With the frog prone beside me, I leafed through the manual of Vodou. Say what you may about the perfunctory manner of this book, it was perfectly adequate as an introduction to and a manual of sorts for the arts in question. It covered what it needed to, the African pre-history, the migration to Haiti, the mutations upon this, a survey of the deities both major and lesser, a short history with delineations of the bokor, and, vital to my cause, a simple catalog of rites, in Haitian Creole. I found a passage that I had identified in biology class. It was an incantation. No English translation was provided, not for this nor for any other transcriptions of the rites. The Haitian Creole language though was a transfiguration of the French, and this I recognized, since French was my high school language study of choice. And even though I was a poor student in any class, French seeped into me, and was often the language that I dreamt in, so strangely it came more easily to me than my native tongue, at least to my subconscious. I hunched over to speak to the frog, the book in one hand, and I whispered the Creole words, as if they were French.


“Nou jis... lanmò, manman an jenn fi, sove lavi a nan timoun sa a...”

 

Nothing happened.


Surely this was an issue of pronunciation, so I tried different versions and accents, enough variations of the diction to cover all possibilities. It took several minutes and soon I felt I had exhausted the process, but still there was no sign of anything happening to the frog. Not that I knew what to expect. Would it twitch? Would it hop back to life, smile and kiss my cheek? Yes, even I wasn’t immune to the comic absurdity of it all. Somehow when I was naked and covered with oil in a midnight field trying to turn myself into a she-wolf at age ten, I think then I had more dignity. At least then I was exploring some small compartment of my identity. Whispering gibberish to a dead frog was bordering on the stupidly goofy. And yet, possessing as I was of logic and respecting the scientific process, I labored dutifully until reason dictated that this practice was folly indeed. I sat up and smiled to myself. Sometimes it’s comforting to be a fool. I casually spoke two words of my own invent toward the supine frog, this time in my semi- native French, two small words spoken mockingly to finalize my failure.


“...eveiller... ...zombi...”

The frog moved.


It was ever so subtle, but there it was for me to see, its right front leg straining ever so slightly against the nail holding it firm. I remember distinctly not feeling even a trace of shock or alarm, merely interest, and a resolve to repeat the experiment. I leaned in even more and made my whisper definite.

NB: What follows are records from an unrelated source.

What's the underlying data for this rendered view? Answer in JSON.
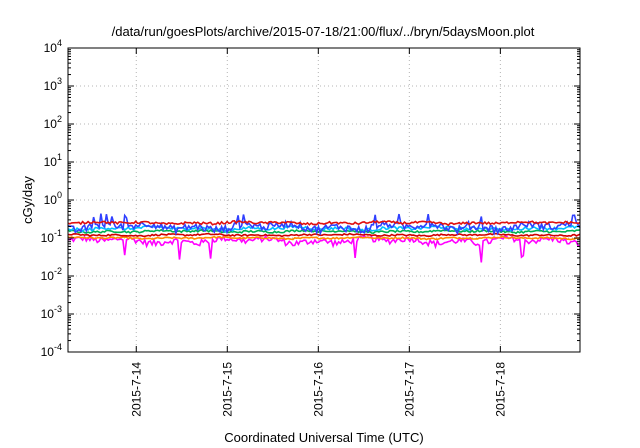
{
  "chart_data": {
    "type": "line",
    "title": "/data/run/goesPlots/archive/2015-07-18/21:00/flux/../bryn/5daysMoon.plot",
    "xlabel": "Coordinated Universal Time (UTC)",
    "ylabel": "cGy/day",
    "x_scale": "time",
    "y_scale": "log",
    "xlim": [
      "2015-07-13T06:00",
      "2015-07-18T21:00"
    ],
    "ylim": [
      0.0001,
      10000
    ],
    "x_ticks": [
      "2015-7-14",
      "2015-7-15",
      "2015-7-16",
      "2015-7-17",
      "2015-7-18"
    ],
    "y_ticks": [
      {
        "value": 0.0001,
        "base": "10",
        "exp": "-4"
      },
      {
        "value": 0.001,
        "base": "10",
        "exp": "-3"
      },
      {
        "value": 0.01,
        "base": "10",
        "exp": "-2"
      },
      {
        "value": 0.1,
        "base": "10",
        "exp": "-1"
      },
      {
        "value": 1,
        "base": "10",
        "exp": "0"
      },
      {
        "value": 10,
        "base": "10",
        "exp": "1"
      },
      {
        "value": 100,
        "base": "10",
        "exp": "2"
      },
      {
        "value": 1000,
        "base": "10",
        "exp": "3"
      },
      {
        "value": 10000,
        "base": "10",
        "exp": "4"
      }
    ],
    "grid": true,
    "legend": "none",
    "series": [
      {
        "color": "#ff00ff",
        "level": 0.085,
        "noise": 0.3
      },
      {
        "color": "#ff8c00",
        "level": 0.1,
        "noise": 0.08
      },
      {
        "color": "#d00000",
        "level": 0.12,
        "noise": 0.08
      },
      {
        "color": "#00b050",
        "level": 0.15,
        "noise": 0.1
      },
      {
        "color": "#00bfff",
        "level": 0.18,
        "noise": 0.15
      },
      {
        "color": "#3040ff",
        "level": 0.2,
        "noise": 0.35
      },
      {
        "color": "#e01010",
        "level": 0.25,
        "noise": 0.12
      }
    ]
  }
}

“...eveiller... ...zombi...”

And with the new clarity of the phrase the body of the frog in its entirety rose up in anger against its constraints, and in the quick it was done, and to the suddenness of this seizure I responded in kind, and flung the unholy corpse, board and all, into a narrow band of darkness and dirt in the tiniest reaches of the dim under the bleachers, before grabbing my bag and leaving that immoral altar in the utmost haste, vowing to forego any further investigations of this ilk forever, convinced of its unnatural essence, a crime against the beauty of what has passed.